Cuando no hay subasta, quien ya tiene espectro gana. Y quien más tiene en México es Telcel, filial de América Móvil. La cancelación de IFT-12 prolonga la ventaja estructural del operador dominante: sin nuevas asignaciones competitivas, los demás jugadores —AT&T México, Totalplay, operadores virtuales— no pueden equiparar su capacidad de red en las bandas clave para 5G.

Esto tiene implicaciones directas para la competencia y, en última instancia, para los precios que pagan consumidores y empresas.

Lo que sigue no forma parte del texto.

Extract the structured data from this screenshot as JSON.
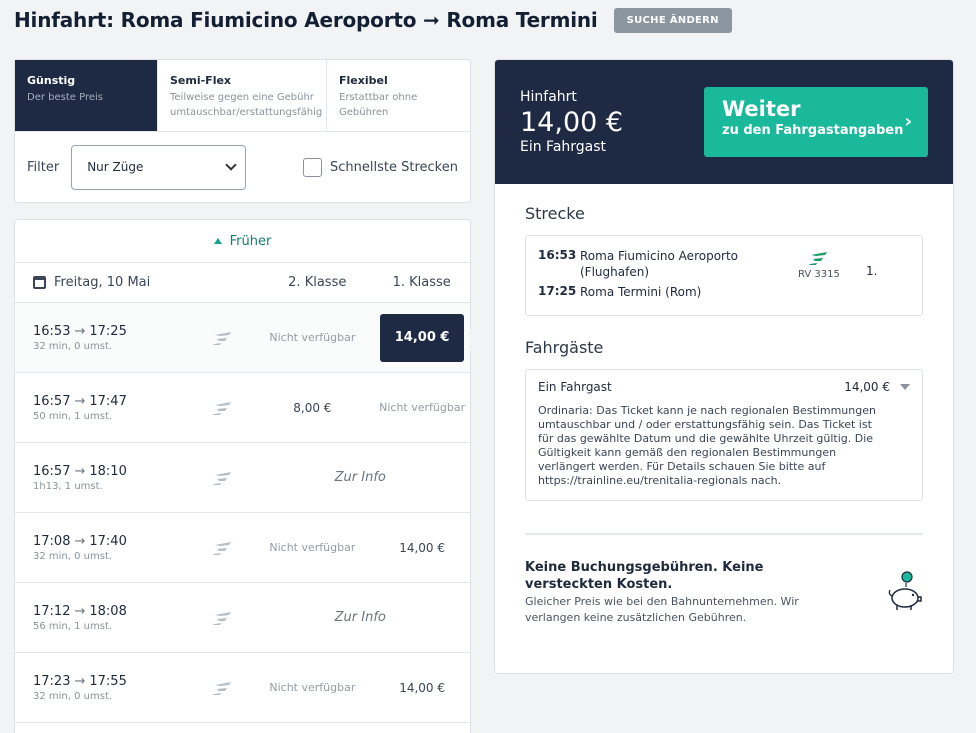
{
  "header": {
    "title": "Hinfahrt: Roma Fiumicino Aeroporto ➞ Roma Termini",
    "change_button": "SUCHE ÄNDERN"
  },
  "fare_tabs": [
    {
      "title": "Günstig",
      "subtitle": "Der beste Preis"
    },
    {
      "title": "Semi-Flex",
      "subtitle": "Teilweise gegen eine Gebühr umtauschbar/erstattungsfähig"
    },
    {
      "title": "Flexibel",
      "subtitle": "Erstattbar ohne Gebühren"
    }
  ],
  "filter": {
    "label": "Filter",
    "selected": "Nur Züge",
    "checkbox_label": "Schnellste Strecken"
  },
  "list": {
    "earlier_label": "Früher",
    "date": "Freitag, 10 Mai",
    "col2_header": "2. Klasse",
    "col1_header": "1. Klasse",
    "rows": [
      {
        "dep": "16:53",
        "arr": "17:25",
        "sub": "32 min, 0 umst.",
        "second": "Nicht verfügbar",
        "first": "14,00 €"
      },
      {
        "dep": "16:57",
        "arr": "17:47",
        "sub": "50 min, 1 umst.",
        "second": "8,00 €",
        "first": "Nicht verfügbar"
      },
      {
        "dep": "16:57",
        "arr": "18:10",
        "sub": "1h13, 1 umst.",
        "info": "Zur Info"
      },
      {
        "dep": "17:08",
        "arr": "17:40",
        "sub": "32 min, 0 umst.",
        "second": "Nicht verfügbar",
        "first": "14,00 €"
      },
      {
        "dep": "17:12",
        "arr": "18:08",
        "sub": "56 min, 1 umst.",
        "info": "Zur Info"
      },
      {
        "dep": "17:23",
        "arr": "17:55",
        "sub": "32 min, 0 umst.",
        "second": "Nicht verfügbar",
        "first": "14,00 €"
      }
    ]
  },
  "summary": {
    "direction": "Hinfahrt",
    "amount": "14,00 €",
    "passengers": "Ein Fahrgast",
    "continue_big": "Weiter",
    "continue_small": "zu den Fahrgastangaben"
  },
  "route": {
    "title": "Strecke",
    "dep_time": "16:53",
    "dep_station": "Roma Fiumicino Aeroporto (Flughafen)",
    "arr_time": "17:25",
    "arr_station": "Roma Termini (Rom)",
    "train": "RV 3315",
    "class": "1."
  },
  "pax": {
    "title": "Fahrgäste",
    "name": "Ein Fahrgast",
    "price": "14,00 €",
    "text": "Ordinaria: Das Ticket kann je nach regionalen Bestimmungen umtauschbar und / oder erstattungsfähig sein. Das Ticket ist für das gewählte Datum und die gewählte Uhrzeit gültig. Die Gültigkeit kann gemäß den regionalen Bestimmungen verlängert werden. Für Details schauen Sie bitte auf https://trainline.eu/trenitalia-regionals nach."
  },
  "nofee": {
    "heading": "Keine Buchungsgebühren. Keine versteckten Kosten.",
    "text": "Gleicher Preis wie bei den Bahnunternehmen. Wir verlangen keine zusätzlichen Gebühren."
  },
  "colors": {
    "navy": "#1e2a44",
    "teal": "#1ab99c",
    "teal_text": "#107e6c"
  }
}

Un mercado con espectro concentrado en un solo operador tiende a ser menos innovador y más caro.

La ATDT hereda la tarea, pero arranca sin hoja de ruta clara

La nueva agencia recibe la encomienda de realizar la subasta, pero los plazos siguen sin definirse públicamente. Lo que sí está sobre la mesa es la posibilidad de licitar hasta 100 MHz en la banda de 3.4 a 3.7 GHz, el rango preferido globalmente para 5G de media banda por su equilibrio entre cobertura y capacidad.

El problema: esa banda colinda con frecuencias satelitales que usan actualmente Televisa, TV Azteca y Mexsat. Asignarla para uso móvil sin un proceso técnico riguroso podría generar interferencias con servicios de radiodifusión y telecomunicaciones satelitales. Es un nudo que el IFT no resolvió y que la ATDT tendrá que desatar antes de poder subastar.

¿Qué sigue?

La industria espera que la ATDT publique su agenda regulatoria en los próximos meses e incluya un calendario concreto para la licitación de espectro 5G. Mientras tanto, los operadores trabajan con lo que tienen: refarmeo de bandas existentes y despliegue incremental en zonas urbanas de alta demanda.

Para México, 2026 debería ser el año en que el 5G deja de ser una promesa y se convierte en infraestructura extendida. La cancelación de IFT-12 no cierra esa posibilidad, pero la retrasa. Y en un entorno global donde la conectividad avanzada es condición para competir —en manufactura, en servicios digitales, en atracción de inversión extranjera— cada mes de retraso tiene un costo que no aparece en ningún comunicado oficial.

El espectro sigue ahí, esperando ser asignado. La pregunta es cuánto tiempo más tendrá que esperar México.